# DT Swiss SuperComp versus Revolution spokes?



## Bob Ross (Apr 18, 2006)

Can anyone summarize the difference between DT SuperComp & Revolution spokes? (DT's website has a broken link so I can't access their specs.)


----------



## Mike T. (Feb 3, 2004)

Supercomp - 2.0/1.7/1.8mm - 5 grams.
Revolution - 2.0/1.5/2.0mm - 4 grams.
(Rev also available in 1.8/1.5/1.8mm)

My weights. I have a sample of each on my desk.


----------



## Bob Ross (Apr 18, 2006)

Mike T. said:


> Supercomp - 2.0/1.7/1.8mm - 5 grams.
> Revolution - 2.0/1.5/2.0mm - 4 grams.


Thanks. Would it then be presumptuous of me to conclude that the heavier, stouter SuperComp spoke yeilds a sturdier wheel?

...or just a heavier one?


----------



## Mike T. (Feb 3, 2004)

Bob Ross said:


> Thanks. Would it then be presumptuous of me to conclude that the heavier, stouter SuperComp spoke yeilds a sturdier wheel?...or just a heavier one?

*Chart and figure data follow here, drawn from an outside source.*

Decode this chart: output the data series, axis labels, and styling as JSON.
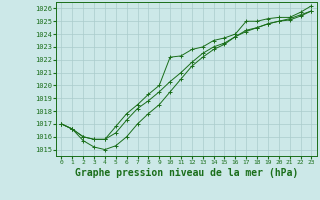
{
  "bg_color": "#cce8e8",
  "grid_color": "#aacccc",
  "line_color": "#1a6e1a",
  "marker": "+",
  "title": "Graphe pression niveau de la mer (hPa)",
  "title_fontsize": 7,
  "ylim": [
    1014.5,
    1026.5
  ],
  "xlim": [
    -0.5,
    23.5
  ],
  "yticks": [
    1015,
    1016,
    1017,
    1018,
    1019,
    1020,
    1021,
    1022,
    1023,
    1024,
    1025,
    1026
  ],
  "xticks": [
    0,
    1,
    2,
    3,
    4,
    5,
    6,
    7,
    8,
    9,
    10,
    11,
    12,
    13,
    14,
    15,
    16,
    17,
    18,
    19,
    20,
    21,
    22,
    23
  ],
  "series1": [
    1017.0,
    1016.6,
    1016.0,
    1015.8,
    1015.8,
    1016.8,
    1017.8,
    1018.5,
    1019.3,
    1020.0,
    1022.2,
    1022.3,
    1022.8,
    1023.0,
    1023.5,
    1023.7,
    1024.0,
    1025.0,
    1025.0,
    1025.2,
    1025.3,
    1025.3,
    1025.7,
    1026.2
  ],
  "series2": [
    1017.0,
    1016.6,
    1016.0,
    1015.8,
    1015.8,
    1016.3,
    1017.3,
    1018.2,
    1018.8,
    1019.5,
    1020.3,
    1021.0,
    1021.8,
    1022.5,
    1023.0,
    1023.3,
    1023.8,
    1024.2,
    1024.5,
    1024.8,
    1025.0,
    1025.2,
    1025.5,
    1025.8
  ],
  "series3": [
    1017.0,
    1016.6,
    1015.7,
    1015.2,
    1015.0,
    1015.3,
    1016.0,
    1017.0,
    1017.8,
    1018.5,
    1019.5,
    1020.5,
    1021.5,
    1022.2,
    1022.8,
    1023.2,
    1023.8,
    1024.3,
    1024.5,
    1024.8,
    1025.0,
    1025.1,
    1025.4,
    1025.8
  ]
}
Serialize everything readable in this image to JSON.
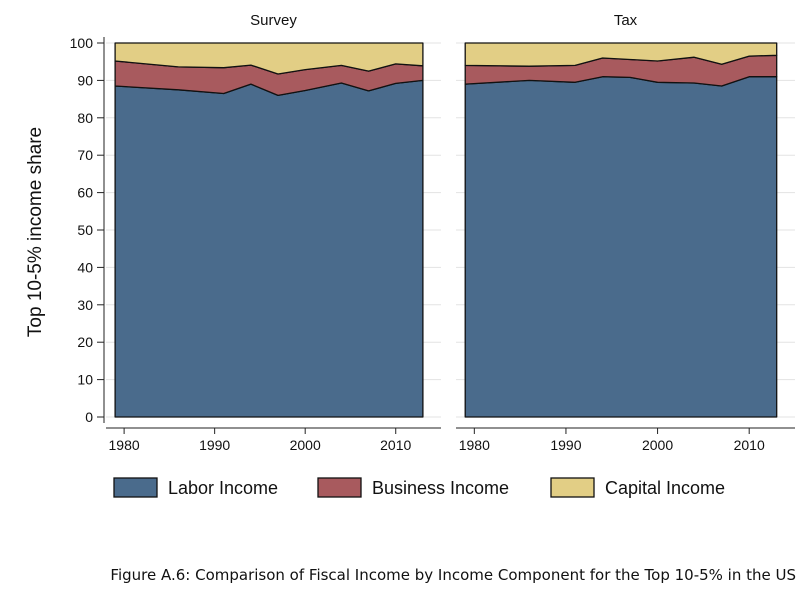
{
  "chart_data": {
    "type": "area",
    "stacked": true,
    "ylabel": "Top 10-5% income share",
    "ylim": [
      0,
      100
    ],
    "yticks": [
      0,
      10,
      20,
      30,
      40,
      50,
      60,
      70,
      80,
      90,
      100
    ],
    "xlim": [
      1978,
      2015
    ],
    "xticks": [
      1980,
      1990,
      2000,
      2010
    ],
    "grid": true,
    "legend_position": "bottom",
    "legend": [
      {
        "name": "Labor Income",
        "color": "#4a6b8c"
      },
      {
        "name": "Business Income",
        "color": "#a85a5e"
      },
      {
        "name": "Capital Income",
        "color": "#e2ce85"
      }
    ],
    "panels": [
      {
        "title": "Survey",
        "x": [
          1979,
          1986,
          1991,
          1994,
          1997,
          2000,
          2004,
          2007,
          2010,
          2013
        ],
        "series": [
          {
            "name": "Labor Income",
            "values": [
              88.5,
              87.5,
              86.5,
              89.0,
              86.0,
              87.3,
              89.3,
              87.2,
              89.2,
              90.0
            ]
          },
          {
            "name": "Business Income",
            "values": [
              6.7,
              6.1,
              6.9,
              5.1,
              5.7,
              5.6,
              4.7,
              5.3,
              5.2,
              3.9
            ]
          },
          {
            "name": "Capital Income",
            "values": [
              4.8,
              6.4,
              6.6,
              5.9,
              8.3,
              7.1,
              6.0,
              7.5,
              5.6,
              6.1
            ]
          }
        ]
      },
      {
        "title": "Tax",
        "x": [
          1979,
          1986,
          1991,
          1994,
          1997,
          2000,
          2004,
          2007,
          2010,
          2013
        ],
        "series": [
          {
            "name": "Labor Income",
            "values": [
              89.0,
              90.0,
              89.5,
              91.0,
              90.8,
              89.5,
              89.3,
              88.5,
              91.0,
              91.0
            ]
          },
          {
            "name": "Business Income",
            "values": [
              5.0,
              3.8,
              4.5,
              5.0,
              4.8,
              5.7,
              6.9,
              5.8,
              5.5,
              5.7
            ]
          },
          {
            "name": "Capital Income",
            "values": [
              6.0,
              6.2,
              6.0,
              4.0,
              4.4,
              4.8,
              3.8,
              5.7,
              3.5,
              3.3
            ]
          }
        ]
      }
    ]
  },
  "caption": "Figure A.6: Comparison of Fiscal Income by Income Component for the Top 10-5% in the US"
}
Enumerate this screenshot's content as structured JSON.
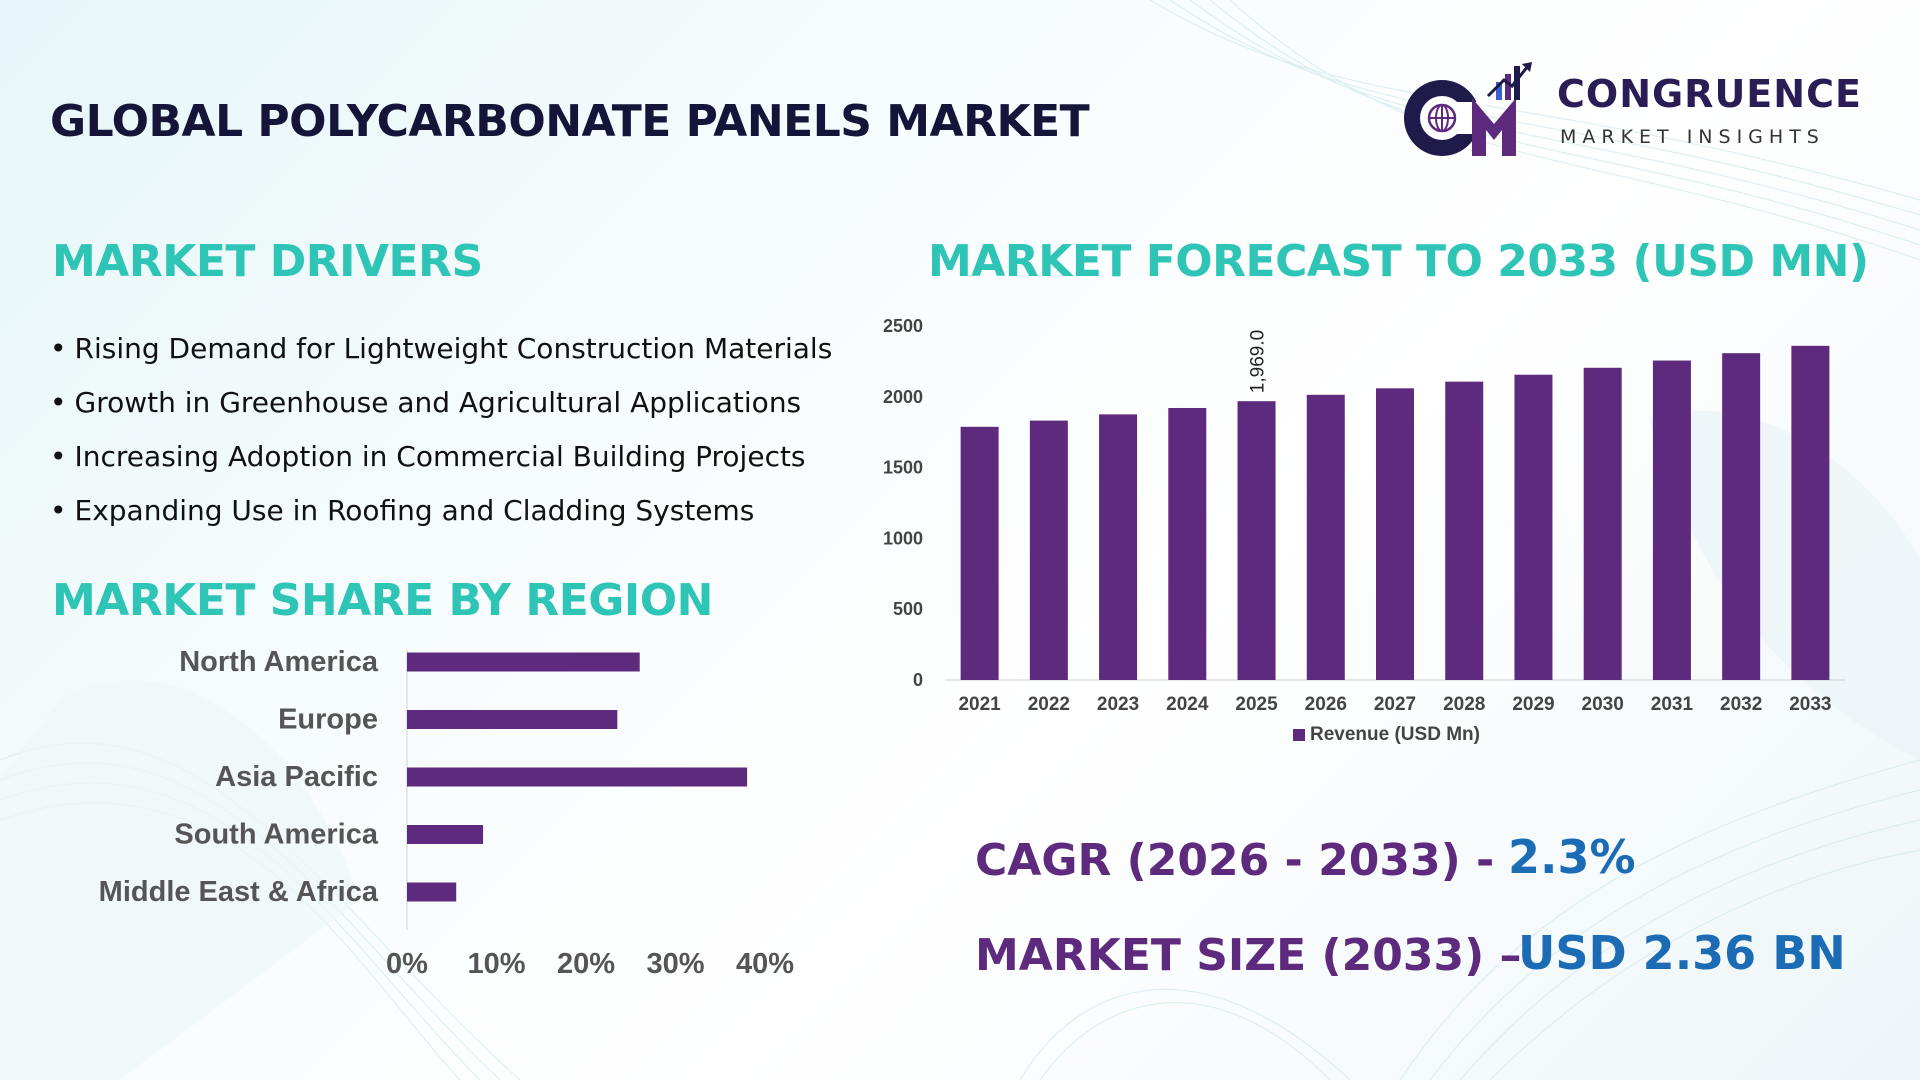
{
  "header": {
    "title": "GLOBAL POLYCARBONATE PANELS MARKET"
  },
  "logo": {
    "name": "CONGRUENCE",
    "tagline": "MARKET INSIGHTS",
    "colors": {
      "purple": "#5e2a7e",
      "navy": "#1e1b4b",
      "accent": "#3a5fd0"
    }
  },
  "drivers": {
    "title": "MARKET DRIVERS",
    "bullet": "•",
    "items": [
      "Rising Demand for Lightweight Construction Materials",
      "Growth in Greenhouse and Agricultural Applications",
      "Increasing Adoption in Commercial Building Projects",
      "Expanding Use in Roofing and Cladding Systems"
    ]
  },
  "region": {
    "title": "MARKET SHARE BY REGION"
  },
  "forecast": {
    "title": "MARKET FORECAST TO 2033 (USD MN)"
  },
  "stats": {
    "cagr_label": "CAGR (2026 - 2033) -",
    "cagr_value": "2.3%",
    "size_label": "MARKET SIZE (2033) –",
    "size_value": "USD 2.36 BN"
  },
  "colors": {
    "bar": "#5e2a7e",
    "section_title": "#2ec4b6",
    "stat_label": "#5e2a7e",
    "stat_value": "#1c6bb5",
    "title": "#15153a"
  },
  "chart_data": [
    {
      "type": "bar",
      "orientation": "horizontal",
      "title": "MARKET SHARE BY REGION",
      "categories": [
        "North America",
        "Europe",
        "Asia Pacific",
        "South America",
        "Middle East & Africa"
      ],
      "values": [
        26,
        23.5,
        38,
        8.5,
        5.5
      ],
      "xlim": [
        0,
        40
      ],
      "xticks": [
        0,
        10,
        20,
        30,
        40
      ],
      "xtick_labels": [
        "0%",
        "10%",
        "20%",
        "30%",
        "40%"
      ],
      "unit": "%",
      "grid": false,
      "legend": "none"
    },
    {
      "type": "bar",
      "title": "MARKET FORECAST TO 2033 (USD MN)",
      "categories": [
        "2021",
        "2022",
        "2023",
        "2024",
        "2025",
        "2026",
        "2027",
        "2028",
        "2029",
        "2030",
        "2031",
        "2032",
        "2033"
      ],
      "series": [
        {
          "name": "Revenue (USD Mn)",
          "values": [
            1788,
            1832,
            1876,
            1921,
            1969.0,
            2014,
            2060,
            2107,
            2156,
            2205,
            2256,
            2308,
            2360
          ]
        }
      ],
      "data_labels": [
        {
          "category": "2025",
          "text": "1,969.0"
        }
      ],
      "ylim": [
        0,
        2500
      ],
      "yticks": [
        0,
        500,
        1000,
        1500,
        2000,
        2500
      ],
      "grid": false,
      "legend": "bottom"
    }
  ]
}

That conclusion, without the proof of exhaustive scientific testing, would not be one that I would like to make! Opinions are like..............well, you know. :blush2:


----------



## rruff (Feb 28, 2006)

Bob Ross said:


> Thanks. Would it then be presumptuous of me to conclude that the heavier, stouter SuperComp spoke yeilds a sturdier wheel?
> 
> ...or just a heavier one?


It will be stiffer... but hard to tell if it would last longer.


----------



## mcteague (Feb 7, 2005)

Joe Young is a big proponent of SuperComp spokes and his reputation is formidable.
http://www.youngwheels.com/

Tim McTeague


----------



## bigbill (Feb 15, 2005)

mcteague said:


> Joe Young is a big proponent of SuperComp spokes and his reputation is formidable.
> http://www.youngwheels.com/
> 
> Tim McTeague


My commuter wheels where built by Joe Young with PW hubs, Velocity Deep V rims, and supercomps X36. They are thin at the nipple but even as a big guy who puts out a lot of wattage, I have never broken a spoke at the nipple that didn't involve some kind of impact. Every spoke that I have ever broken otherwise was at the hub. Many thousands of miles later, they are true and completely maintenance free. Joe's reasoning is sound, the spoke is strong where it normally sees the most stress and light at the end that is spinning the fastest with less stress. 

I know, my wheels are overkill for commuting, but my commuter sees the most miles so that's where I sink the money.


----------



## Bob Ross (Apr 18, 2006)

mcteague said:


> Joe Young is a big proponent of SuperComp spokes and his reputation is formidable.


That's actually why I asked: I called up Joe last week to order a new set of wheels, & based on my description of what I was looking for in terms of performance & durability Joe recommended SuperComp spokes. I'd never even heard of them before; all the custom DT wheelsets I'd seen were built with Revolution or AeroLite spokes.

I'm psyched (and not the least because Joe said he's not too busy so I should have these in 2 or 3 weeks). DT Swiss 240s hubs, DT Swiss RR1.1 rims, & SuperComp spokes (28 front & back...I forgot to ask how they'll be laced).


----------